Selasa, 05 Februari 2013

Konsumsi Protein Hewani Rendah

Konsumsi protein hewani rata-rata masyarakat di Indonesia rendah. Akibatnya, banyak penduduk bertubuh pendek, gemuk, dan rentan terhadap penyakit degeneratif. Kurangnya pemenuhan kebutuhan protein hewani mengakibatkan pembangunan manusia Indonesia tertinggal dibandingkan negara Asia lain.

Direktur Jenderal Bina Gizi Kementerian Kesehatan Minarto mengatakan, angka pemenuhan kebutuhan protein hewani saat ini 60 persen per orang per tahun. Jumlah itu jauh tertinggal dibandingkan Vietnam yang sudah mencapai 80 persen dan Thailand 100 persen.

”Kebutuhan protein hewani minimal 150 gram sekali makan sehari tiga kali,” kata Minarto, Selasa (26/6), di Jakarta.

Akibat kurang pemenuhan protein hewani, kata Minarto, prevalensi orang bertubuh pendek dan gizi kurang tinggi. Data Unicef tahun 2009, prevalensi orang pendek Indonesia 37 persen dan prevalensi gizi kurang 18 persen dari jumlah penduduk.

Indonesia kalah dibandingkan China (15 persen dan 6 persen), Thailand (16 persen dan 7 persen), Filipina (34 persen dan 21 persen), serta Vietnam (36 persen dan 20 persen).

Minarto mengatakan, kualitas gizi masyarakat belum membaik tahun 2012. Data Kementerian Kesehatan, prevalensi orang pendek 36 persen, turun 1 persen dari tahun 2009. Sebaliknya, prevalensi gizi kurang 31 persen, meningkat 13 persen.

Sebesar 40 persen dari 33 provinsi di Indonesia, angka pemenuhan protein hewaninya berada di bawah rata-rata nasional. Daerah itu antara lain Nusa Tenggara Timur, Nusa Tenggara Barat, Gorontalo, Sulawesi Barat, Sumatera Utara, dan Kalimantan Barat.
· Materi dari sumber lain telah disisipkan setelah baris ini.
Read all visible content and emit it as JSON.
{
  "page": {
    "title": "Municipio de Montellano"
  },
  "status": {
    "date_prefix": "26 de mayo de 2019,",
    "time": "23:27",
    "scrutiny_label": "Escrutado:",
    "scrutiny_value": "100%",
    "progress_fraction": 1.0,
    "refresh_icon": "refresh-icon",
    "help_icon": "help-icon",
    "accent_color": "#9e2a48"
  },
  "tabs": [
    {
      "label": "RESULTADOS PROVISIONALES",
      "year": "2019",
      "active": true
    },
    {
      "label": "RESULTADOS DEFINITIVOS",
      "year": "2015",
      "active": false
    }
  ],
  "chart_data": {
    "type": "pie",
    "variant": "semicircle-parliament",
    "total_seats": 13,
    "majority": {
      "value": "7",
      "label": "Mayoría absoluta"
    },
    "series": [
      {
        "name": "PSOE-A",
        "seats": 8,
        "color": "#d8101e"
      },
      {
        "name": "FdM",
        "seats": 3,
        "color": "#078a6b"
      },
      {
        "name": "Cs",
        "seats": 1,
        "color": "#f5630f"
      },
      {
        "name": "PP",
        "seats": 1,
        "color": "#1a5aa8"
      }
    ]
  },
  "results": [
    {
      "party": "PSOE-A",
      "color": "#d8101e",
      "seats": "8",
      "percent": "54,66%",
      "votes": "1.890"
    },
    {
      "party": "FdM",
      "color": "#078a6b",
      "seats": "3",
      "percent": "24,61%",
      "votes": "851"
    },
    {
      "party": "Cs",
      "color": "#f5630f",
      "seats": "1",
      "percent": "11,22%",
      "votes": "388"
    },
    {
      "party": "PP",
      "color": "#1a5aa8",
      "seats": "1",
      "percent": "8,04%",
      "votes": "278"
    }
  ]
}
Untuk itu, pemerintah pusat menargetkan kenaikan pemenuhan protein hewani menjadi 100 persen tahun 2014. Harapannya, prevalensi orang pendek turun dari 36 persen menjadi 32 persen, dan prevalensi gizi kurang bisa ditekan dari 31 persen menjadi 15 persen.
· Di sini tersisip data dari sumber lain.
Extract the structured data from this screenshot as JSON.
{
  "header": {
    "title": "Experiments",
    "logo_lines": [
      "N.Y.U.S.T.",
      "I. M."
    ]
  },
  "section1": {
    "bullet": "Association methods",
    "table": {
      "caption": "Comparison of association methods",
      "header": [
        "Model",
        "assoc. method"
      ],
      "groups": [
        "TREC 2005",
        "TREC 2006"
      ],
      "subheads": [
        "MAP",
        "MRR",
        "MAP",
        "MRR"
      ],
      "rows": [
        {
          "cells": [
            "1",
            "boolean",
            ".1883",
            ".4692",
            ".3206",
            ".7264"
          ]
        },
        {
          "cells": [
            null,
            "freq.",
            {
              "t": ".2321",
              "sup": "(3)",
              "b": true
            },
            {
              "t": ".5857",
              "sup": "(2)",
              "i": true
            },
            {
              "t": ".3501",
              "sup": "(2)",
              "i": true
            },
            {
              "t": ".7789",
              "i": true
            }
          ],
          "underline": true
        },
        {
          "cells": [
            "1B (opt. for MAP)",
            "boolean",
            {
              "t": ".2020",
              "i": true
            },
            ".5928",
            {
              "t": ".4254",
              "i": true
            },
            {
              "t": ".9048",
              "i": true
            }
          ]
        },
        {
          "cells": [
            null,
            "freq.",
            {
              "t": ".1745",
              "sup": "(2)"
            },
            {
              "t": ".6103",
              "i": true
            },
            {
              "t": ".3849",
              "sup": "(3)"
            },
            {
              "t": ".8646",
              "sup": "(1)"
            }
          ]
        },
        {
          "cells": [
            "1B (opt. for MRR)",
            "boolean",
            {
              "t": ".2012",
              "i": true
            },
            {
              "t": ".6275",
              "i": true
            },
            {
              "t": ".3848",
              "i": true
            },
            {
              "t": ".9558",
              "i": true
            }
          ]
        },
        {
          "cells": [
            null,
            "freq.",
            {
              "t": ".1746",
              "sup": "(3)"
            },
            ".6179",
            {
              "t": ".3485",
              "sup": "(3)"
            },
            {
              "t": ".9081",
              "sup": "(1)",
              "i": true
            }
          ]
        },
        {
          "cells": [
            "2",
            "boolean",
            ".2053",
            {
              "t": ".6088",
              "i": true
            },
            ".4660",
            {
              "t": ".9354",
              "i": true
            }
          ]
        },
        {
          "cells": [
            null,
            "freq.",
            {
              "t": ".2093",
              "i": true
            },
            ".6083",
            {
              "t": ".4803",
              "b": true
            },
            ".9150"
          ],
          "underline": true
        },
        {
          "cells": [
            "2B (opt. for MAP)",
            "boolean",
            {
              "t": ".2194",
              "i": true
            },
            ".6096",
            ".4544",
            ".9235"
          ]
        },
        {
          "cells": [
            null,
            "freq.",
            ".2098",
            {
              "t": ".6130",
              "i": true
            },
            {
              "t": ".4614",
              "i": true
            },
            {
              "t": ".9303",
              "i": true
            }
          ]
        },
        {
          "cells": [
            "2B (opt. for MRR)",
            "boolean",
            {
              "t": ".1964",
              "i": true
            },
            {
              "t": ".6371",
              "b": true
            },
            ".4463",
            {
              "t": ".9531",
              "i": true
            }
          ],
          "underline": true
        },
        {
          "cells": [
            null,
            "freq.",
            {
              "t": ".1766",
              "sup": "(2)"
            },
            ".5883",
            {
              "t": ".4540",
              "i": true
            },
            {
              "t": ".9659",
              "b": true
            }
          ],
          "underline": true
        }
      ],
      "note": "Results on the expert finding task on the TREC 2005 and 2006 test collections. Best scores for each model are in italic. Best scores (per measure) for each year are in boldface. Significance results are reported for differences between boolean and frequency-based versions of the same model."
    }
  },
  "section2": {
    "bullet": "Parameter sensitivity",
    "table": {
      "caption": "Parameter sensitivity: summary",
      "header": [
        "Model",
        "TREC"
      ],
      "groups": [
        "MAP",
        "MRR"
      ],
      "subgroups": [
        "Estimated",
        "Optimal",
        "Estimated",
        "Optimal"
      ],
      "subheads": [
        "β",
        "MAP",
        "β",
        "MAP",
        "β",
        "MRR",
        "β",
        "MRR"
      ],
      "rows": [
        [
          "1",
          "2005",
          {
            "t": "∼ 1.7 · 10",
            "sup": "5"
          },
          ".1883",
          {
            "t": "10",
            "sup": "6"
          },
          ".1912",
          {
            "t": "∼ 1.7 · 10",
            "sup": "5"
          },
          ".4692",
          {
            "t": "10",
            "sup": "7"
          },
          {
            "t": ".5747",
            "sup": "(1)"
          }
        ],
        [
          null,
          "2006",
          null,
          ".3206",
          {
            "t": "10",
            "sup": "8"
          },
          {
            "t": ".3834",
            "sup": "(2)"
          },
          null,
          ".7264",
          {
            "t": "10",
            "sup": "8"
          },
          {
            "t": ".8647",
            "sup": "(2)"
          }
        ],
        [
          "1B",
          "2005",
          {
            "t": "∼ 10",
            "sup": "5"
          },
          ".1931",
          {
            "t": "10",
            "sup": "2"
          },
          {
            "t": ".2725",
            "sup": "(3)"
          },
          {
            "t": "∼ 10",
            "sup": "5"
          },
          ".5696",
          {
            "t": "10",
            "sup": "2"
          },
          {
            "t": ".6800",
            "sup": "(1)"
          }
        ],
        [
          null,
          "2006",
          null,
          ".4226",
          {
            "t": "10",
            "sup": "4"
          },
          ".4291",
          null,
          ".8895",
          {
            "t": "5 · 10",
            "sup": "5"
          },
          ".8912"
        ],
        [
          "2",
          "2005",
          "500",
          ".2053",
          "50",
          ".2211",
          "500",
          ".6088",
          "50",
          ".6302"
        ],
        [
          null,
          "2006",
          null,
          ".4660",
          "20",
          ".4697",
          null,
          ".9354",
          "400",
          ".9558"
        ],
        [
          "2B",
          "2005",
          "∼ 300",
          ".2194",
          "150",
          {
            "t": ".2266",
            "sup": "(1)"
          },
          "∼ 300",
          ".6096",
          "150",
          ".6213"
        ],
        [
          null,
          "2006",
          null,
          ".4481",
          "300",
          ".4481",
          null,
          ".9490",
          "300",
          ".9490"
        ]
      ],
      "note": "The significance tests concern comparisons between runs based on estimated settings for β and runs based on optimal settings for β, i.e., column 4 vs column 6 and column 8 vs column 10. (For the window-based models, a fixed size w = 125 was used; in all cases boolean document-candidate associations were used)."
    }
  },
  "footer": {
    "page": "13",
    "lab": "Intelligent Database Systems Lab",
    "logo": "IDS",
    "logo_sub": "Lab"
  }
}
Langkah yang diambil Kemenkes, antara lain, mengajari masyarakat menggali sumber protein hewani di sekitar mereka. Hal itu misalnya di Kabupaten Tegal, masyarakat bisa mengonsumsi telur karena daerah penghasil telur asin. Contoh lain, mengenalkan konsumsi susu di daerah produksi, seperti Pasuruan, Malang, dan Bandung.
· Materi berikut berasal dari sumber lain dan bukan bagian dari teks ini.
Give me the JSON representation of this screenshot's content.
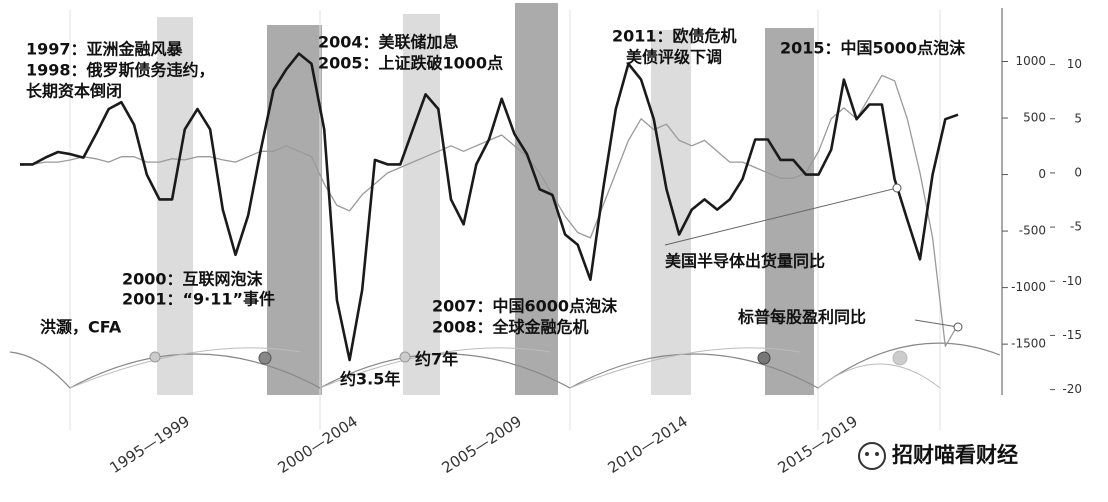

Wakil Menteri Pertanian Rusman Heriawan mengatakan mendukung upaya pemenuhan protein hewani dengan meningkatkan konsumsi susu. Dalam lima tahun, konsumsi susu ditargetkan naik menjadi 22 liter per kapita per tahun, dari 11,7 liter per kapita per tahun.

”Dukungan pendanaan dari APBN disiapkan Rp 2,4 triliun. Hal itu untuk peningkatan populasi sapi secara keseluruhan meliputi sapi pedaging dan sapi perah,” katanya.